Thursday, July 14, 2011

Quote of the Day (Stella Rimington, on a Past British Intelligence Briefing)

“Well, prime minister, we know that the IRA is about to bring in a large lorry bomb. We don’t know when it’s coming in; we don’t know which port it’s coming in at; and we don’t know what the target is. But, prime minister, I thought you should know.”—Stella Rimington, former director general of the British intelligence agency MI5, on a briefing with John Major on a terrorist threat, quoted in Nick Glunt, “Rimington: U.K. Espionage Has Evolved as Times Changed,” Chautauquan Daily, July 14, 2011

The anecdote above produced many chuckles in the audience at Stella Rimington’s lecture yesterday morning at the Amphitheater at the Chautauqua Institution in upstate New York, but her point was deadly serious: the large gaps of information available to decision-makers around the world as they attempt to preserve the lives of their citizens.

People with a political axe to grind of whatever ideology might think that Presidents ought to know precisely when or where an attack will take place, but more often than not the precise time and place are going to be unknown.

In addition, there is the matter of how and when to charge a terrorist suspect. Governments in the West, particularly in the United States and Rimington’s U.K., need more than enough information to make an indictment stick. Without that, the suspect can go free.

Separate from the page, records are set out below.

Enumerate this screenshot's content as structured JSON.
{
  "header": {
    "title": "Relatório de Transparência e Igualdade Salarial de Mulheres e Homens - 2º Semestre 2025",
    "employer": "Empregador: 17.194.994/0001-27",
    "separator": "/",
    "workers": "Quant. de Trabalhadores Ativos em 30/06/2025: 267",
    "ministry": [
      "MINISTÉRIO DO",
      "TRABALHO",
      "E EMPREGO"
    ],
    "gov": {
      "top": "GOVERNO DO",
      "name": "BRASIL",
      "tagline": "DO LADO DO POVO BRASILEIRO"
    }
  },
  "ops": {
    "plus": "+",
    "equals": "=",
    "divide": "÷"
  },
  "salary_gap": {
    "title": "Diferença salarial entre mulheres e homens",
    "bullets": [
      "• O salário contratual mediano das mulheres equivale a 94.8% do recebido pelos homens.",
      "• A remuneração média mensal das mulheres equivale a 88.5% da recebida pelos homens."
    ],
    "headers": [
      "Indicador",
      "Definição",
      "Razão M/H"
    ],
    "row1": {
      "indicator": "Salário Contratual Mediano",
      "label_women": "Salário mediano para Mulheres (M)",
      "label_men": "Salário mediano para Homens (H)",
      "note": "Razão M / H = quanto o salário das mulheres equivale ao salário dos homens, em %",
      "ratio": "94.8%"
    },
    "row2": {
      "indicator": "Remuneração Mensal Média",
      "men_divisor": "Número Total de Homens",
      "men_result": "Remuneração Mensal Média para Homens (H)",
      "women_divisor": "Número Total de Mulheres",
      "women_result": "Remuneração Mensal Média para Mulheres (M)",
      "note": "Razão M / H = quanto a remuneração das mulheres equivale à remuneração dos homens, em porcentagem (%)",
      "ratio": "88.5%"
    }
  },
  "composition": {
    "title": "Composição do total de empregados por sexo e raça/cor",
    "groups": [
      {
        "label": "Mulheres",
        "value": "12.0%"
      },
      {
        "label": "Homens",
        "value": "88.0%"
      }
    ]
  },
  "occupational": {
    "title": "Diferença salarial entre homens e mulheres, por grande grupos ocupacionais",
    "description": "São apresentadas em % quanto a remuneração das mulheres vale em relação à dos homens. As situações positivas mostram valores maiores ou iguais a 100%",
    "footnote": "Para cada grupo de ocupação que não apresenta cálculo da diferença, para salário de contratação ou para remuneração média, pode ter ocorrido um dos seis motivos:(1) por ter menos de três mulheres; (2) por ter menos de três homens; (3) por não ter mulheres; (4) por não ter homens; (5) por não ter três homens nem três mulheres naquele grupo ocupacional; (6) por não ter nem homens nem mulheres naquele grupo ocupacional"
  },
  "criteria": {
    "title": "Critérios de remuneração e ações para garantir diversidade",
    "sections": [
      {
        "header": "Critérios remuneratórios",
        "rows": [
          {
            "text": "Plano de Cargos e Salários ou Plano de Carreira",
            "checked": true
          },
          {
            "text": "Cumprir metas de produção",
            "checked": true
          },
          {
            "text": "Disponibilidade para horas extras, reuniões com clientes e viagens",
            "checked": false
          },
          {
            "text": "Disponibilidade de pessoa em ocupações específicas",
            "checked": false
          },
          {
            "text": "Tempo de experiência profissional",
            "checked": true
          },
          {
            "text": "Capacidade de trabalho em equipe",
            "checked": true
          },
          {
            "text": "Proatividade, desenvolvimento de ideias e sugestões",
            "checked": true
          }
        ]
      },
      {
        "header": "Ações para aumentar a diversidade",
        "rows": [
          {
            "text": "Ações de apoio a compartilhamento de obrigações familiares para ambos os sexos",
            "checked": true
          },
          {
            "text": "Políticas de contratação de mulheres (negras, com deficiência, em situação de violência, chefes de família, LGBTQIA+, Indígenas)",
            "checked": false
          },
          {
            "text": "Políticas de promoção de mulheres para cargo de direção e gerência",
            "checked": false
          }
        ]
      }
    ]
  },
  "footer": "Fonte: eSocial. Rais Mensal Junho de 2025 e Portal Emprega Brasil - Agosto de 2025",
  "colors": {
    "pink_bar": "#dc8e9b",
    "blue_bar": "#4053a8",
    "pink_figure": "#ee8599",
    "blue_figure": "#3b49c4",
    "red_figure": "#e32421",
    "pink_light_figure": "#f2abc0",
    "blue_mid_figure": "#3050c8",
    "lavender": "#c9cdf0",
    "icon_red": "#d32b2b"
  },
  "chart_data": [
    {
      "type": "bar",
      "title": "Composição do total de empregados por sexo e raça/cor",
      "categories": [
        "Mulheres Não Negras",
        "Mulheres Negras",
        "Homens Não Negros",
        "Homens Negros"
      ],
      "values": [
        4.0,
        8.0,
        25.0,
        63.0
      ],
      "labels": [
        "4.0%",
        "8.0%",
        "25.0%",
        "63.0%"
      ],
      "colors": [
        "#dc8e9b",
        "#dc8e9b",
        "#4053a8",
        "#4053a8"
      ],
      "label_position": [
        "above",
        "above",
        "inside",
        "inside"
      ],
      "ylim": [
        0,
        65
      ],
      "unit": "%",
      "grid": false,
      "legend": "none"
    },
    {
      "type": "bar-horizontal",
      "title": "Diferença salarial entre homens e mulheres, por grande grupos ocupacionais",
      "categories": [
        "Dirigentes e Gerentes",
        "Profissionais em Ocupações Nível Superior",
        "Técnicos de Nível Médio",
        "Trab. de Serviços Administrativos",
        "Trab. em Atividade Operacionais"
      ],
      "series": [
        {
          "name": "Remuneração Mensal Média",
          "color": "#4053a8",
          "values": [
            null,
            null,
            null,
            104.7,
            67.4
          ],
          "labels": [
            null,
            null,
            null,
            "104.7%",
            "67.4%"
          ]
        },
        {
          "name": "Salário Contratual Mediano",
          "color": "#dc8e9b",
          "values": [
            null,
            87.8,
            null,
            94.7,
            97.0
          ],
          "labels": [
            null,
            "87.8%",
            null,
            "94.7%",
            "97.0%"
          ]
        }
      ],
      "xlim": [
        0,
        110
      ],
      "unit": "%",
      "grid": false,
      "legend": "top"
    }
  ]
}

Attempts to lengthen suspects’ detention periods to provide further time for building cases run into civil-liberties challenges.

On the other hand, waiting until every “I” is dotted and every “t” crossed in an indictment can lead to massive loss of life.

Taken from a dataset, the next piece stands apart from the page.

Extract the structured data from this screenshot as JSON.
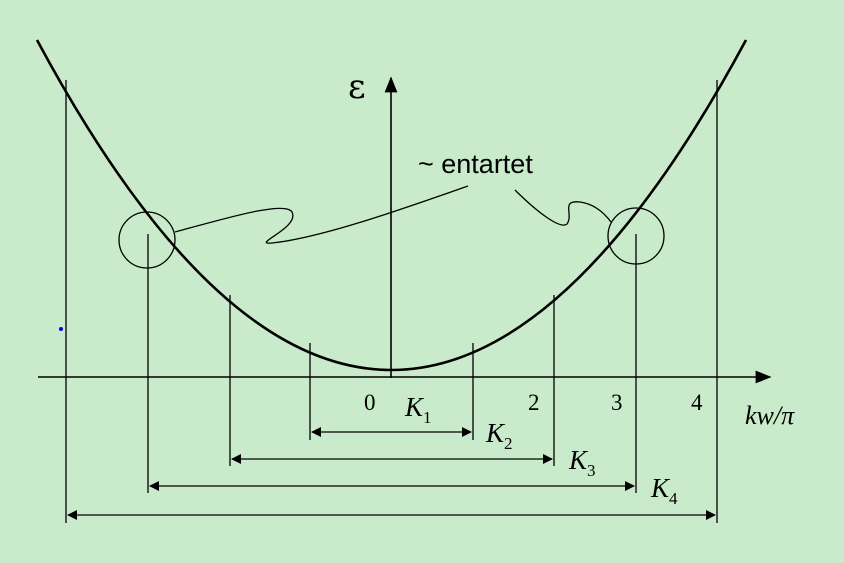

John Major’s response to Rimington’s maddeningly imprecise briefing? A sigh, followed by “Stella, do your best.” Pretty admirable stoicism, if you ask me.

I’m not a fan of Britain’s former P.M., but this time I sympathized with his frustration, just as I do with his past and present counterparts, no matter what their party, in his country as well as in the U.S., as they deal with thousands of similar maddeningly imprecise reports of threats. It's enough to make you wonder why on earth they would ever want their jobs.